Saturday, March 21, 2020

Network-in-a-box with Mikrotik

I had a recent need to create some small, functional, networks for colleagues to work at home and still be able to connect their wired and wireless devices for testing.  I thought I would document for future use as though the Mikrotik devices are relatively inexpensive and feature-full, configuration can be challenging when attempting to configure even basic things like VLANs, etc.  Also note that for my purposes, there was a U-APSD defect that prevented some of my needed wireless devices from working correctly.  However, this was fixed last year:

https://mikrotik.com/download/changelogs/

What's new in 6.45.3 (2019-Jul-29 12:11):*) wireless - improved U-APSD (WMM Power Save) support for 802.11e

I also choose to use the HAPac for a number of reasons for this:

  1. It's relatively inexpensive
  2. It has two 802.11 radios, one for 2.4GHz and one for 5GHz and both can be used simultaneously
  3. It's wireless 3 spatial stream capable
  4. It has a enough wired ports for small configurations, but is extendable with other low-cost products
  5. It gives me almost everything in a small package - L3 routing/DHCP/DNS/NTP/IGMP querier/vlans/wireless/WPA2-Enterprise radius server/firewall/traffic generator/mirror port/etc; think Swiss army knife for networks.

Many other devices from this vendor will be similar, but not all.  When you move into the CRS switches, for example, they have more capable switch chips so some of the configuration would be different.  Note that the throughput requirements for this project are relatively low so I do not need line rate Ethernet (L2) switching.
   


Design 1



Goal: Implement Mikrotik HAPac device to implement this configuration. Two wireless networks (separate SSIDs) are needed, one for unicast devices, and the other for multicast based devices. The unicast devices are in 802.11 powersave mode to preserve battery so multicast/broadcast traffic needs to be controlled (i.e. excluded) as much as possible from this network (vlan 30) .
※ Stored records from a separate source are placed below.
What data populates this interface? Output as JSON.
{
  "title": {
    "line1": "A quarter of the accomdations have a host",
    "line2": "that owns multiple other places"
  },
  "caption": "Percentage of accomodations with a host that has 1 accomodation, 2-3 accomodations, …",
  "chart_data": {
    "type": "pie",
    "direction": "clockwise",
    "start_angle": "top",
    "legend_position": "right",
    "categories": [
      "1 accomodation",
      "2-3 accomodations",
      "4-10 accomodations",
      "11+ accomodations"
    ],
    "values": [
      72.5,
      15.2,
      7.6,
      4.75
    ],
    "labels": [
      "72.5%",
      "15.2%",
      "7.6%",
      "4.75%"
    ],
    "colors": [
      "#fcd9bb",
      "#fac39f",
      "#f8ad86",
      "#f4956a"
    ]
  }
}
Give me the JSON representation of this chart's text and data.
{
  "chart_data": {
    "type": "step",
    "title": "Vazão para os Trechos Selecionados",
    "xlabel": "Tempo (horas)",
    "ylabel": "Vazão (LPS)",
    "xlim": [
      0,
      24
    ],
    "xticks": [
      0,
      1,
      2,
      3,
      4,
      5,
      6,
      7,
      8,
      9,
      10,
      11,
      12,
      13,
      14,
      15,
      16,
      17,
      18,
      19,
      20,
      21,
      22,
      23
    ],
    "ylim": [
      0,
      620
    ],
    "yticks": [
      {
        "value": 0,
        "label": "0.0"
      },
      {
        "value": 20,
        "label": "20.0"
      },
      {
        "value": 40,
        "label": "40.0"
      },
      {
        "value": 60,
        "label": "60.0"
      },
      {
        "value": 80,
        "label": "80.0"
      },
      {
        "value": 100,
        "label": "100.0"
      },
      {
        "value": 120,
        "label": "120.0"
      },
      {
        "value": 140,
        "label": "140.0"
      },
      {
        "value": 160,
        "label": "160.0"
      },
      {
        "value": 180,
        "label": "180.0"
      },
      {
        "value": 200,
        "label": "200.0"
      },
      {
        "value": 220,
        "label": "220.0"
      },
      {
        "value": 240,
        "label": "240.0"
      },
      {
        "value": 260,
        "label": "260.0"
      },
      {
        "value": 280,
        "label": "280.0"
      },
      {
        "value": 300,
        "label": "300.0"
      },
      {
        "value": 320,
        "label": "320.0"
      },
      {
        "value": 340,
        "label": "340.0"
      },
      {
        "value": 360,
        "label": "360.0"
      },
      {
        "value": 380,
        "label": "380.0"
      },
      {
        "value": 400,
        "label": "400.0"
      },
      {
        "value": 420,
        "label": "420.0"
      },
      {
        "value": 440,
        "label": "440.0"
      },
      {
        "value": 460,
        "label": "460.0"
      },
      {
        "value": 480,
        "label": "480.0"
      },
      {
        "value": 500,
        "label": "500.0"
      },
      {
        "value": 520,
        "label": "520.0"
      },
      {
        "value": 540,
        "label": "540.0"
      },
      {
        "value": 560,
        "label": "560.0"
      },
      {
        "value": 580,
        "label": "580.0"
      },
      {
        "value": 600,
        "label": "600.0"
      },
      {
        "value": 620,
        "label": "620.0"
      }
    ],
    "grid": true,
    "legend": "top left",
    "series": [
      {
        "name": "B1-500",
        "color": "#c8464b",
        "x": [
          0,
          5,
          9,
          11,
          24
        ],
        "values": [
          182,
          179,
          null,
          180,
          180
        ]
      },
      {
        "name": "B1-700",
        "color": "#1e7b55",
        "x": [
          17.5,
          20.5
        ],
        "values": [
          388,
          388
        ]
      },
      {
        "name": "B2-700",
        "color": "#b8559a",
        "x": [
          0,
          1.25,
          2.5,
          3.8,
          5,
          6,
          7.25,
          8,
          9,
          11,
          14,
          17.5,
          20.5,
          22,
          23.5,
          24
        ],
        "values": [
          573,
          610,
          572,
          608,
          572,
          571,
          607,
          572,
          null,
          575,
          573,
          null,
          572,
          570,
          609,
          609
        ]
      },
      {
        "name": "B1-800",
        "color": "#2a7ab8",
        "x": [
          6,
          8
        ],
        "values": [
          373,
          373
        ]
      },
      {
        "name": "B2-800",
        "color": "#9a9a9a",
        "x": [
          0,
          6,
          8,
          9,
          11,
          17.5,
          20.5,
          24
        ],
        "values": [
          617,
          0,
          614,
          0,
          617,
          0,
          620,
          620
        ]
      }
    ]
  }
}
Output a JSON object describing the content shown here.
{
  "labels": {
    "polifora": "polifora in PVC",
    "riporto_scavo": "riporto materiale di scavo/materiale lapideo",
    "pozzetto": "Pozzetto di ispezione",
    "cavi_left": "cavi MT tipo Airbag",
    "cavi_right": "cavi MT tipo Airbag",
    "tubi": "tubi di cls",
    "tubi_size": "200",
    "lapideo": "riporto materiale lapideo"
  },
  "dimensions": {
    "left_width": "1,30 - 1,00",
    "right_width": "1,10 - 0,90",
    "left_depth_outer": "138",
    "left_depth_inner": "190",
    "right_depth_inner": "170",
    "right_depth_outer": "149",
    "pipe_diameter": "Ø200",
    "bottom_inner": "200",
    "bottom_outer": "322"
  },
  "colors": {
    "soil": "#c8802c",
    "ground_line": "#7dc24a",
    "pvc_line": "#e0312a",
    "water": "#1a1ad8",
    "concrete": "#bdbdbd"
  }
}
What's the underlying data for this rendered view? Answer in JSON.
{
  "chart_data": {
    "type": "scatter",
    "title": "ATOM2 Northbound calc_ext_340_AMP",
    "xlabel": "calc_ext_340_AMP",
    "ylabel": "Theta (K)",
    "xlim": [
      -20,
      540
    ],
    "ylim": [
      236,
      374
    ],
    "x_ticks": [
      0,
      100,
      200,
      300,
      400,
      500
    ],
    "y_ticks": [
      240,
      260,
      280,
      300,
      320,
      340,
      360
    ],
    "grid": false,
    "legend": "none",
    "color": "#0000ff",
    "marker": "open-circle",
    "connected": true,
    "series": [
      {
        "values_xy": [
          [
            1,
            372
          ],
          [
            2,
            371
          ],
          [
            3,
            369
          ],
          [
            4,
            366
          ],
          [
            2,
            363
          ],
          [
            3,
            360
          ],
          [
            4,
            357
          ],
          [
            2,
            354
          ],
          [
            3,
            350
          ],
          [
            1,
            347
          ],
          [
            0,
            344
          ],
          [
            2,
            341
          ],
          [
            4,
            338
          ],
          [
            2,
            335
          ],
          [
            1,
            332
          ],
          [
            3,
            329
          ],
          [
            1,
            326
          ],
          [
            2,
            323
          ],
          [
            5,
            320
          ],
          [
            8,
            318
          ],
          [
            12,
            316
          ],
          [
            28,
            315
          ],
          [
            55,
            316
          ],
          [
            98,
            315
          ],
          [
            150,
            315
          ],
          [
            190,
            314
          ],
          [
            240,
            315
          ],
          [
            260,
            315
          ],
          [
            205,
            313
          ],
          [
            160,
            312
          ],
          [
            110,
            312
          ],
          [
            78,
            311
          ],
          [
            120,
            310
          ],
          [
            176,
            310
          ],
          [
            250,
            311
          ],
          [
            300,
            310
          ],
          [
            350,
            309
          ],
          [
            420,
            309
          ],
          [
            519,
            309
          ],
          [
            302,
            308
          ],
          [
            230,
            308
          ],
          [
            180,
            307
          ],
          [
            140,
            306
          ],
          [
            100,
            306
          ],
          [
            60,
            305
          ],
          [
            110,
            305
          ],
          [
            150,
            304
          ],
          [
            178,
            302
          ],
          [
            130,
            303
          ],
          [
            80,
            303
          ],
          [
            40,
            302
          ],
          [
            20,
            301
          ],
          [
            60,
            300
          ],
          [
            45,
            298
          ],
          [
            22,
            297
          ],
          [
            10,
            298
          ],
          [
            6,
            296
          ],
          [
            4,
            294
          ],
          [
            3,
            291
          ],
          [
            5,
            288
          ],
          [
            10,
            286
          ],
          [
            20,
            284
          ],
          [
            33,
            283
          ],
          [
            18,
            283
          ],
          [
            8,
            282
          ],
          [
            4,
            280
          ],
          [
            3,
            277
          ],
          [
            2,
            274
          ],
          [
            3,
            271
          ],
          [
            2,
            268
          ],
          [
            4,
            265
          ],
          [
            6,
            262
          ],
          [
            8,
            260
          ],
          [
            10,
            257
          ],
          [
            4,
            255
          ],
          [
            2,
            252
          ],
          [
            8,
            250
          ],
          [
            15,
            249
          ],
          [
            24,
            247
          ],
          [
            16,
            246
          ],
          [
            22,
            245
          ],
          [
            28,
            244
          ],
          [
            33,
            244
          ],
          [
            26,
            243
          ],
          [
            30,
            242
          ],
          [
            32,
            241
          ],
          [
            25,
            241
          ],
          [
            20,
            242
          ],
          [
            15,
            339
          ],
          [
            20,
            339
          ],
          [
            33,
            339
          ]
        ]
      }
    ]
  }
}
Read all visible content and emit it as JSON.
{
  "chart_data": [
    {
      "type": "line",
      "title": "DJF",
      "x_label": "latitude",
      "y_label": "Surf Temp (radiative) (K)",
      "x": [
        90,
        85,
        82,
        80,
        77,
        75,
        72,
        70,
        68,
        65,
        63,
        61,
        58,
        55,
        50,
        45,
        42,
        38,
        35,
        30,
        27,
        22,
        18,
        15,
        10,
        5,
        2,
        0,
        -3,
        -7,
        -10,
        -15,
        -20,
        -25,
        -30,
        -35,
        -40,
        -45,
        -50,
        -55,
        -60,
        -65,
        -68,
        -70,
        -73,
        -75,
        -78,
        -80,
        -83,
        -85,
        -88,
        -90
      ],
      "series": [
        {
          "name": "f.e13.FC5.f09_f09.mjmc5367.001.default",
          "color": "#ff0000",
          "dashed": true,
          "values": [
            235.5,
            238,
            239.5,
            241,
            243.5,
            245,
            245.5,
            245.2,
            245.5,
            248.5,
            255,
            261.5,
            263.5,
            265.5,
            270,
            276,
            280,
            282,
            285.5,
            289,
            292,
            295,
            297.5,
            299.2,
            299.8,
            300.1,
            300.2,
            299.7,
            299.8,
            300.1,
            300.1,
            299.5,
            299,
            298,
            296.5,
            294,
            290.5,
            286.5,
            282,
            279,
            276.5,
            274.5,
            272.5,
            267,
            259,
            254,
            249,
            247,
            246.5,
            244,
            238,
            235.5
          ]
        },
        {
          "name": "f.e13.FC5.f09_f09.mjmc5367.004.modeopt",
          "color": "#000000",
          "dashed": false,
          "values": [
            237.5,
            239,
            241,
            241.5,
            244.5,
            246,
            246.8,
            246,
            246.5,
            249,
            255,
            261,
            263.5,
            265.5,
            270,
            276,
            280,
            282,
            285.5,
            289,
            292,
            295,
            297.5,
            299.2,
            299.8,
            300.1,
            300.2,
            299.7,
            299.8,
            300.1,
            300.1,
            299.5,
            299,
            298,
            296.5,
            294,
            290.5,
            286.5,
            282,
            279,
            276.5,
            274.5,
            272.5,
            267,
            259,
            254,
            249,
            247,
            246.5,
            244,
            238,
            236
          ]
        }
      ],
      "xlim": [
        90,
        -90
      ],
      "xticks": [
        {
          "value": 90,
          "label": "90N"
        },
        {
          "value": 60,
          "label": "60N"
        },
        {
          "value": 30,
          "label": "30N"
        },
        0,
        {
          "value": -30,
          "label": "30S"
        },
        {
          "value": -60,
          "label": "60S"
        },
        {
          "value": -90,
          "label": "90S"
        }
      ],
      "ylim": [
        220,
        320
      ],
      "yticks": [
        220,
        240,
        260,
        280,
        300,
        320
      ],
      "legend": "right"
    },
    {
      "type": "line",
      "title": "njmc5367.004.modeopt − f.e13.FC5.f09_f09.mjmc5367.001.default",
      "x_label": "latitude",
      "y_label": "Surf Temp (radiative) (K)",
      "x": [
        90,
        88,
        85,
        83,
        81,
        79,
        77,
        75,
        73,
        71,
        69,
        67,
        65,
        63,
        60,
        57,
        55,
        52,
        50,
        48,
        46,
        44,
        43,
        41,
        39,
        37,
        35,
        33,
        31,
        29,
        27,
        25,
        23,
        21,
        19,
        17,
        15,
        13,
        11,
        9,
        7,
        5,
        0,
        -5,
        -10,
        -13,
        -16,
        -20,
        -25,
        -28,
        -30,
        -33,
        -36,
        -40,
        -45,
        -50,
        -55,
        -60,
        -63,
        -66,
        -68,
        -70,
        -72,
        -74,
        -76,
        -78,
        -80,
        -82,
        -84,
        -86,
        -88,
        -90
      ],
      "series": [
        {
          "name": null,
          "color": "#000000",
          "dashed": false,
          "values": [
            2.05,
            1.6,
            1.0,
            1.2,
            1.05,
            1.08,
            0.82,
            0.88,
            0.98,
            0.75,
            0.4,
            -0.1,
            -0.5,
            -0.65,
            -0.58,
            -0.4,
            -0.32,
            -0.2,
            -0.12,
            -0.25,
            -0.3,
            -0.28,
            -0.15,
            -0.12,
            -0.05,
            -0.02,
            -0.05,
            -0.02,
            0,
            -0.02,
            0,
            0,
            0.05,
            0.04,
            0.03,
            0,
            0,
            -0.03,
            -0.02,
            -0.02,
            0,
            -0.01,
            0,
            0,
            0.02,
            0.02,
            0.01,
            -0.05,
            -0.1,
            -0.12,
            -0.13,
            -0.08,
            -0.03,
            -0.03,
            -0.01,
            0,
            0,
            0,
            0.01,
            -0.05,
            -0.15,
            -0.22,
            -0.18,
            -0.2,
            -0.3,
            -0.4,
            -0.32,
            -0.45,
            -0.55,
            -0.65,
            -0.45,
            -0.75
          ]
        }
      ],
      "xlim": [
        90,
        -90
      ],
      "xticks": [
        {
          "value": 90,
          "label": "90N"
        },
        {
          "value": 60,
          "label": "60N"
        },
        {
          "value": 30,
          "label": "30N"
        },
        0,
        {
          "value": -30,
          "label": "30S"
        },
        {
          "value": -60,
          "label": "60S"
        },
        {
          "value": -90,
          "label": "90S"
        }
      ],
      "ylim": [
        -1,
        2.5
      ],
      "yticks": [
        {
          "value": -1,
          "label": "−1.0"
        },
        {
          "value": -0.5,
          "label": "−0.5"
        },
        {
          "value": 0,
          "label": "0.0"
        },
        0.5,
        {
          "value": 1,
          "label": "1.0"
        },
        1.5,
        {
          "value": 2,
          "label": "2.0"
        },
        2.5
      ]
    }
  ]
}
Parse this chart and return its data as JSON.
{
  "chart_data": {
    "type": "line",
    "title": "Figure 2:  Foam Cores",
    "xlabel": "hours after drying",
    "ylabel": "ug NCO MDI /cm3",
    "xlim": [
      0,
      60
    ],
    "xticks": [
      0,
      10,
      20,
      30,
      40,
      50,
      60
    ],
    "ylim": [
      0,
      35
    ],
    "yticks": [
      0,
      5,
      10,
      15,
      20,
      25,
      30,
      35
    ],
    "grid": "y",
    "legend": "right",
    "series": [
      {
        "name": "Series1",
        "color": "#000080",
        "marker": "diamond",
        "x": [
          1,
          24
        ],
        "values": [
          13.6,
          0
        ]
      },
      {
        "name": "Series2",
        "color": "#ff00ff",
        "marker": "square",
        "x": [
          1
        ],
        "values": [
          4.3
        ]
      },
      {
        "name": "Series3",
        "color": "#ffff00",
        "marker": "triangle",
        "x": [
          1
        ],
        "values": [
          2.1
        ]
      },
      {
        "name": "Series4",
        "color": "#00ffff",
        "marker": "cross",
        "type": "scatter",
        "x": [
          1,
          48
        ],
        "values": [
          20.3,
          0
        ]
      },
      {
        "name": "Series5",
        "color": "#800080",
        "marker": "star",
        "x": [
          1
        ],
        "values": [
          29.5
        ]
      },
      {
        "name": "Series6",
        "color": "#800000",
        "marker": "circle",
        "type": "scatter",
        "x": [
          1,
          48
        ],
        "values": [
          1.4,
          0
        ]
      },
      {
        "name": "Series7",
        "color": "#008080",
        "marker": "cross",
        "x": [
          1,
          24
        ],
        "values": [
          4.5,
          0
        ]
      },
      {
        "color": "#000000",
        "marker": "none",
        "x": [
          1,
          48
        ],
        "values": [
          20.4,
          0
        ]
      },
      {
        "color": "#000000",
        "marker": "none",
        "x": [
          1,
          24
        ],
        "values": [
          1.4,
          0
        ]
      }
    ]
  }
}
1. On Port1, provide for DHCP client so device can be managed out of band as needed:

/ip dhcp-client
add disabled=no interface=ether1

2. Create bridge1 interface to contain the wireless and wired interfaces:

/interface bridge
add igmp-snooping=yes name=bridge1 protocol-mode=none vlan-filtering=yes

3. Add vlan interfaces (SVI):

/interface vlan
add interface=bridge1 name=vlan22 vlan-id=22
add interface=bridge1 name=vlan30 vlan-id=30

4. Create wireless subsystem including adding second set of two virtual interfaces. This includes LWAPV7 SSID using EAP-TLS with the device acting as RADIUS authenticator and LWAPV8 SSID using WPA2-Personal with a psk. Root, client, and server X.509 certificates were created off device and client root/server+key were imported through a manual operation not documented here.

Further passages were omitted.